According to stats from Black Duck Software's Future of Open Source Survey, 78 percent of organisations last year said they ran operations on open source, with 65 percent contributing to open source projects.

van Leeuwen said: "The entire adoption of internet and disruption of digital transformation is purely based on open source [model]. It's only because everyone has access to other people's ideas, software, and technology, and can build on this very rapidly and much faster than in the past when everything was closed, this is driving the speed of innovation associated with things like IoT (Internet of Things) and cloud."

According to Matthew Cheung, Gartner's research director for technology and service provider research, Whitehurst's call for more participation from the community to contribute and innovate, was aligned with the overall open source movement and belief that community support would fuel the growth of open source in general.

Red Hat had grown from just an open source project to supporting mission-critical workloads and enterprise-ready applications, noted Cheung, who attended the summit this week. This, he added, was a significant achievement also for the wider Linux community. Based in Singapore, the analyst specialises in operating systems, virtualisation, IT operations management software as well as open source software and OpenStack.

He added that governments in Asia-Pacific, including China, India, Thailand, Malaysia, and Vietnam, also were promoting more open source adoption and nurturing local talents in this space.

The Gartner analyst noted, though, that Red Hat would need to address some key challenges in the region to ensure increasing adoption of open source software. He pointed to the lack of education about its benefits, noting that certification programmes and courses were only just starting to take off.

In addition, open source talents and skillsets were scarce in the region, he said. "There's also a lack of enterprise open source software governance practice and policy, which can drive more uniformity of open source adoption," Cheung noted.
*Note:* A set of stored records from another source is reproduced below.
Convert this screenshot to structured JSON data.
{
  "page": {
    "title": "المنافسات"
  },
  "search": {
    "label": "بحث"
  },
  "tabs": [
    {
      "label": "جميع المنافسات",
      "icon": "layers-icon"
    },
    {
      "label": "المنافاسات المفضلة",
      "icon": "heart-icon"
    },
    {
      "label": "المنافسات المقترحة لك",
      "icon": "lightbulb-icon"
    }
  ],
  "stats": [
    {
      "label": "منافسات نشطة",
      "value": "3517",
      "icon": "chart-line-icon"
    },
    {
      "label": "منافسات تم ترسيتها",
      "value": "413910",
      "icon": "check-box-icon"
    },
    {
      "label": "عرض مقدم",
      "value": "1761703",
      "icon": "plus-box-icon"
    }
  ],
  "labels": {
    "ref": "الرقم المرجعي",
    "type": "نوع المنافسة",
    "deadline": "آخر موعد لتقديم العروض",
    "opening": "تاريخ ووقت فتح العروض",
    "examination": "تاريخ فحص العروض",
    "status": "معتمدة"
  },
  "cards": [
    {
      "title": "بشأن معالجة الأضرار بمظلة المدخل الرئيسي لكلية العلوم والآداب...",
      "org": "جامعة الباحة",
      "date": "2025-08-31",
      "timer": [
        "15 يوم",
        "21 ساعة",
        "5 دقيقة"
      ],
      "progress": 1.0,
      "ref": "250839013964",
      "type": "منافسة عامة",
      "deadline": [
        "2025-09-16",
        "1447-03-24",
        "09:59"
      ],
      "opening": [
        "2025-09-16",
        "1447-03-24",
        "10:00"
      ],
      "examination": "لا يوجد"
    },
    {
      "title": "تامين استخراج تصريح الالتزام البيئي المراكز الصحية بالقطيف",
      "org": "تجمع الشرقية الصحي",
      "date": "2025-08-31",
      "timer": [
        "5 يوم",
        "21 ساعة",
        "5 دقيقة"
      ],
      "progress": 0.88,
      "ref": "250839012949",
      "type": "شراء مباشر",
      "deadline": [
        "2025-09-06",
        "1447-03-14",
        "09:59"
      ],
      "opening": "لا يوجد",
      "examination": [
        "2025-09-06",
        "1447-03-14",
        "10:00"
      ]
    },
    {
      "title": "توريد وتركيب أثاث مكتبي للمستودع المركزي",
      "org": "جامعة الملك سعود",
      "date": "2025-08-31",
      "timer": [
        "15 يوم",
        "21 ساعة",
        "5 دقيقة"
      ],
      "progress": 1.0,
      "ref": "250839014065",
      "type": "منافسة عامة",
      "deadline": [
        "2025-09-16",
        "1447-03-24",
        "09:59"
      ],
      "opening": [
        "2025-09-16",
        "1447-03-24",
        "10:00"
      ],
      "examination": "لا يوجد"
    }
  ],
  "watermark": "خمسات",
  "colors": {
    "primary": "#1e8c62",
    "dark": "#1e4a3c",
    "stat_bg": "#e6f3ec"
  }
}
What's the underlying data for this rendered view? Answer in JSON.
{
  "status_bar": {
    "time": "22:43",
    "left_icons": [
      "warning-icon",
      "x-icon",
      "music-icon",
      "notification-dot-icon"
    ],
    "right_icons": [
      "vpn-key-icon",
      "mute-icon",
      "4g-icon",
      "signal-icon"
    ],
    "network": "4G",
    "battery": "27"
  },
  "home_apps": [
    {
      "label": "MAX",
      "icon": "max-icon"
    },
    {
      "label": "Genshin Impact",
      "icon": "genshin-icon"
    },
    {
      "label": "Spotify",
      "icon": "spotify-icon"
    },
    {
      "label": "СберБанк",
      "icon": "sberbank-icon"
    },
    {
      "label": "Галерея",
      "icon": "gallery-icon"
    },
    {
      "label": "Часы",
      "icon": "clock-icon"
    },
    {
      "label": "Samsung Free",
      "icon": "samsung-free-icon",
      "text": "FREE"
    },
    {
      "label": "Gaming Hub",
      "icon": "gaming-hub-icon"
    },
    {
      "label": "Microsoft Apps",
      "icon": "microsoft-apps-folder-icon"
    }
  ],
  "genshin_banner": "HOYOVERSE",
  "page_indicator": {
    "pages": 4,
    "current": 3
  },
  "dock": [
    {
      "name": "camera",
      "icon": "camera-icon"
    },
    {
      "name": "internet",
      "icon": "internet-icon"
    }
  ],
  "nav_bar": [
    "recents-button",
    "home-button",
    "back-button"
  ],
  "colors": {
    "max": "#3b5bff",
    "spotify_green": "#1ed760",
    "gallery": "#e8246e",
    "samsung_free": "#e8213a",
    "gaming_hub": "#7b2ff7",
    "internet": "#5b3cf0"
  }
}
van Leeuwen said while such observations might be true for some markets, he noted that the region was not homogeneous. Several universities and training institutions already offered open source courses and certification. More importantly, Asia currently was home to the largest number of Red Hat certified professionals, he said.

Wong added that the level of awareness and expertise varied across segments within the open source stack where infrastructure software, for instance, was fairly well understood in the region. Higher up the stack where technologies involved were still emerging, he acknowledged that there was likely less clarity in terms of governance and standardisation.

He said Red Hat would provide the necessary certification, for example, in OpenStack for professionals who need to configure and deploy on the technology. The vendor also had been investing efforts to make such platforms easier to deploy and manage, such as by building more automation, he added.

Cheung further noted that recent security issues involving open source software were a cause of concern for governments and organisations in Asia, he noted, pointing to OpenSSL and Heartbleed.

In response, van Leeuwen said the complete transparency of open source allowed for such vulnerabilities to be quickly identified and patched. This would have been different for proprietary software such as Microsoft, where organisations might not even know whether there were security vulnerabilities in their software and if these had been fixed.

According to the Red Hat executives, while Asia was its smallest region, accounting for 13 percent of the company's overall revenue, it was the fastest growing, clocking 24 percent growth in the fourth quarter.

van Leeuwen said this reflected untapped opportunities in region, pointing to plans to open up new offices in more markets, predominantly, in Asean where it had yet to establish direct presence. He added that he was looking to beef up headcount in the region to meet growing customer demand, particularly in the areas of architecting.